Die Projektanten wollten die Anlagen mit dem bereits installierten Radarsystem «Birdscan» auch für Fledermausbewegungen steuern, was der Regierungsrat als nicht zielführend erachte und deshalb auf fixen Abschaltzeiten bestehe, wenn bestimmte Voraussetzungen – die entsprechende Jahreszeit und Temperatur, Tag oder Nachtzeit – erfüllt sind, in denen Fledermäuse besonders häufig fliegen. Falls Birdscan zu denselben Ergebnissen führen sollte, könne man die Sache später neu beurteilen, so Eng. Bei der Gesamtbeurteilung des Projekts sei nicht zuletzt die vom Volk abgesegnete Energiestrategie 2050 von Bedeutung gewesen, hiess es in der entsprechenden Medienmitteilung der Regierung.

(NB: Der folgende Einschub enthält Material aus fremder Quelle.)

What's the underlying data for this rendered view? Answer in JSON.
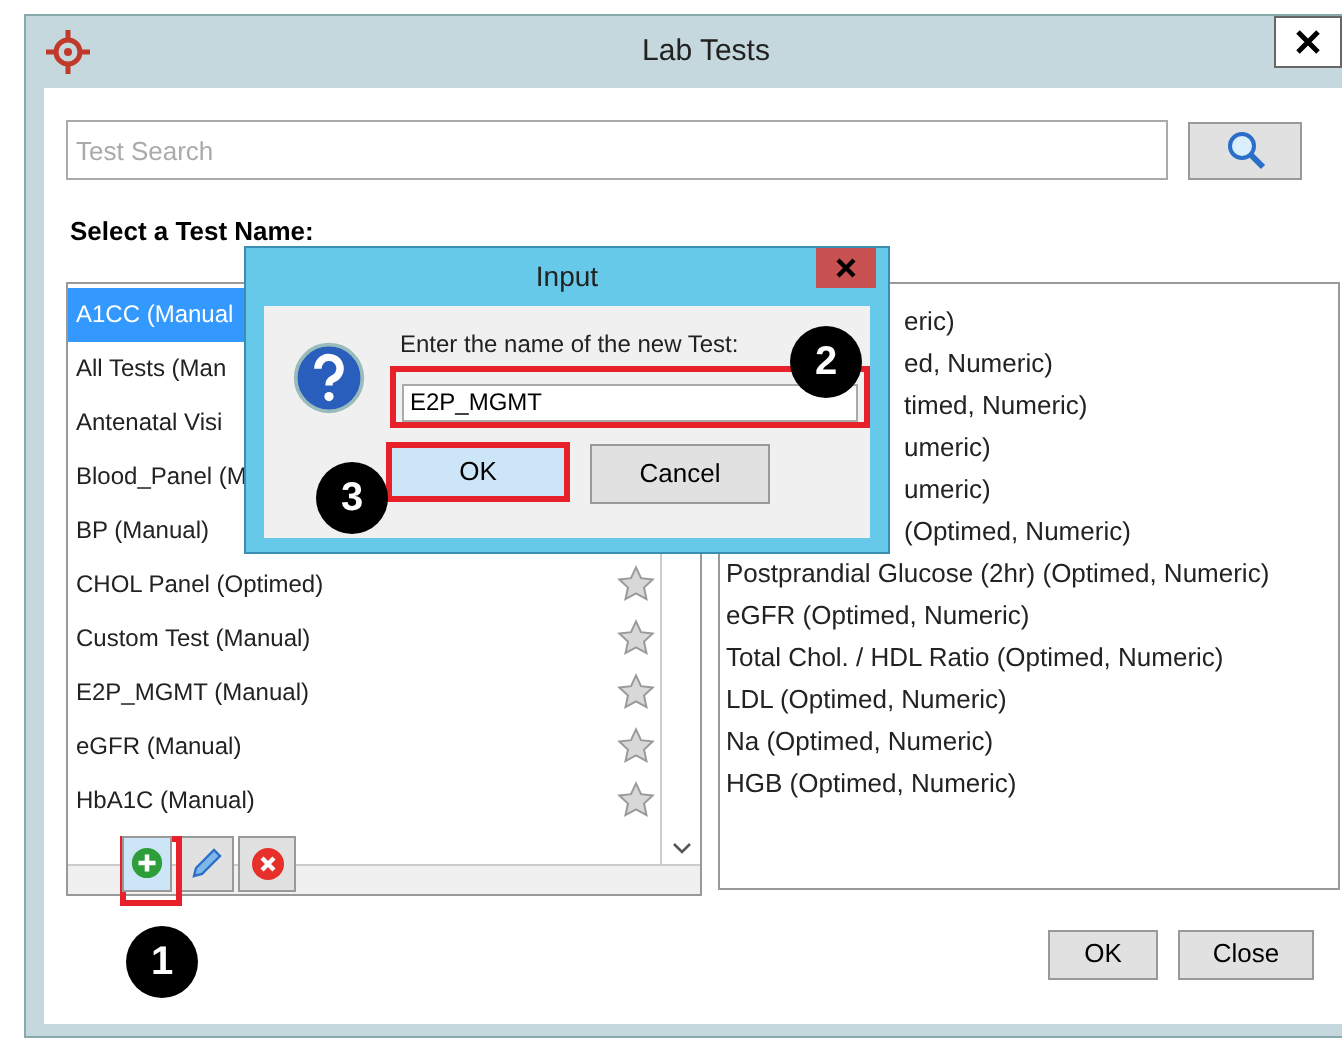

Elias Meier, Co-Präsident von ProGrenchen, zeigte sich wenig erfreut über den Entscheid. Bis heute habe es jede Instanz verpasst, den von den Projektanten bezahlten Umweltverträglichkeitsbericht kritisch und vertieft zu hinterfragen. Ohne sich auch nur oberflächlich mit dem Inhalt der Beschwerde auseinanderzusetzen, sei diese abgelehnt worden. Vom neuen Regierungsrat erwarte er mehr Seriosität.

Bevor allerdings gebaut werden kann, muss der Entscheid des Bundesgerichts und ein möglicher Weiterzug des Entscheides ans kantonale Verwaltungsgericht abgewartet werden. Auch die erforderlichen Baubewilligungen fehlen noch.